Tribulations d'une Lyonnaise au Canada

Le jour où j’ai failli mourir de soif (le service client en France)

Retour en France, comme d’hab, petit choc culturel (c’est marrant comme on oublie vite les trucs qui nous rendent fous – comme les gens qui collent sur l’Autoroute), quand on vit à l’étranger.

Après quelques jours en France, j’avais commencé à me réhabituer au service client.

Non, je déconne, ça m’a gonflée pendant 4 semaines et 3 jours. ”Excusez-moi de vous déranger, je suis un client, je vais payer, et je voudrais une carafe d’eau. Je suis vraiment désolée de vous demander hein’‘. J’exagère à peine malheureusement.

Au secours, de l'eau s'il vous plait.

Au secours, de l’eau s’il vous plait.

Même par 30 degrés, tu as le temps de mourir de déshydratation 12 fois avant que finalement, on t’amène cette foutue carafe d’eau. Je compte sur les doigts d’une main où on l’a apportée du premier coup. Dans les excuses bidon, ”Je ne vous avais pas oublié hein!”. Oui mais bon, ça doit bien faire 11 minutes que je l’attends. Mes parents ont du me prendre pour la chieuse de service.

La palme revient aux 2 derniers jours de mon séjour, où mes parents et moi décidons de sortir après avoir glandouillé tout l’après-m’ au bord de la piscine.

  1. L’apéro

18h, je propose à mes parents d’aller boire une bière sur le port. Première serveuse sur une terrasse aux 3 quarts vide : ”Ah non, va falloir trouver une place sur l’autre terrasse, là, ça va être pour dîner”. 18h donc. On s’installe donc sur une table toute sale à l’autre bout.

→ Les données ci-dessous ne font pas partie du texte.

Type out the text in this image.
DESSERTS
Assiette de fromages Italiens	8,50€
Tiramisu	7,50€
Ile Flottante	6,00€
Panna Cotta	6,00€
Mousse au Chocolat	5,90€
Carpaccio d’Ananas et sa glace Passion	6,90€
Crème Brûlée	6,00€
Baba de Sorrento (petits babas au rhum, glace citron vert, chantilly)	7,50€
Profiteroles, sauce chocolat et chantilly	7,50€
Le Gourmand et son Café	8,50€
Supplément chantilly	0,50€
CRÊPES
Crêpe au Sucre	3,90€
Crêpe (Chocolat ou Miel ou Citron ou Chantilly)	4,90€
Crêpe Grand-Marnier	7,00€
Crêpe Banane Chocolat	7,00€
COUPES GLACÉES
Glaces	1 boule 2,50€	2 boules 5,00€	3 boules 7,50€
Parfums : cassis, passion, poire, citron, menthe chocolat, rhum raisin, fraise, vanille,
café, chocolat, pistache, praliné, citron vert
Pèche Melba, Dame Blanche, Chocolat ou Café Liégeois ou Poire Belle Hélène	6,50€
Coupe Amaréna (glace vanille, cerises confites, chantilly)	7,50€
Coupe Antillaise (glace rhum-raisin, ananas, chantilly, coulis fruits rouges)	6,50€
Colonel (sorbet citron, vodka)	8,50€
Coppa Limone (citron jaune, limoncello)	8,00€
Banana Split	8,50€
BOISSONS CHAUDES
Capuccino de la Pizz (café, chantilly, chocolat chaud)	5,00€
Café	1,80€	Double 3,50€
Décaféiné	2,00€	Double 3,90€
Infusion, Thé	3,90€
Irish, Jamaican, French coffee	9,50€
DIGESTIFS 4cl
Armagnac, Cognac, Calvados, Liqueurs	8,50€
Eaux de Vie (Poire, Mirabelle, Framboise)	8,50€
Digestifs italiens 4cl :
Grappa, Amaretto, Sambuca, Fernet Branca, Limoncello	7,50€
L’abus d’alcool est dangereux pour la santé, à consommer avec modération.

Je demande au serveur :

– ”Tiens, vous avez du Spritz ? (ma soeur a une obsession contagieuse pour le Spritz)

Hu ?!

– Vous savez, l’alcool orange et du vin, au goût d’orange ?

– (air totalement blasé) De la suze ?

– (Là, le créateur du Spritz a dû alors se retourner dans sa tombe). Laissez tomber, un Monaco.

– (mon père) Une Ruby.

– On n’a pas. 

Voilà voilà.

2. Les crèpes

Oh mon dieu, les pommes noisettes, c'est beau.

Oh mon dieu, les pommes noisettes, c’est beau.

La palme revient au jour où mes parents et moi décidons de nous faire un repas crêpes, entre les ravioles et les pommes noisettes (obsession passion Ravioles et pommes noisettes, mes lecteurs les plus fidèles le savent depuis le temps. Le vin, ça compte pas).

On arrive sur la terrasse bien vide à 20h30. Nous sommes donc 3. La serveuse, Prix 2016 de la Mollesse :

Pour 3 ? Sur la terrasse ? 

– Oui !

– (petit coup d’oeil autour pour ne découvrir -horreur malheur- que des tables VIDES, de 2). Ah mince, y a que des tables de 2.

Là, j’ai cru qu’elle nous rejouait un sketch de Bigard. J’ai regardé mon père qui commençait à se marrer, genre mais elle le fait exeprès cette conne ?

Bin euh….???!!!!! Tu peux rassembler 2 tables connasse parce que 2+2=4. 

– ……… Bin bon, je vais rapprocher 2 tables.

– Par exemple oui.

Voilà.

Sinon, ma soeur s’est foutue de ma gueule parce qu’en Corse (Haaaaaaaaa la Corse), je disais bonjour à tout le monde. Plus de respect pour ses ainés.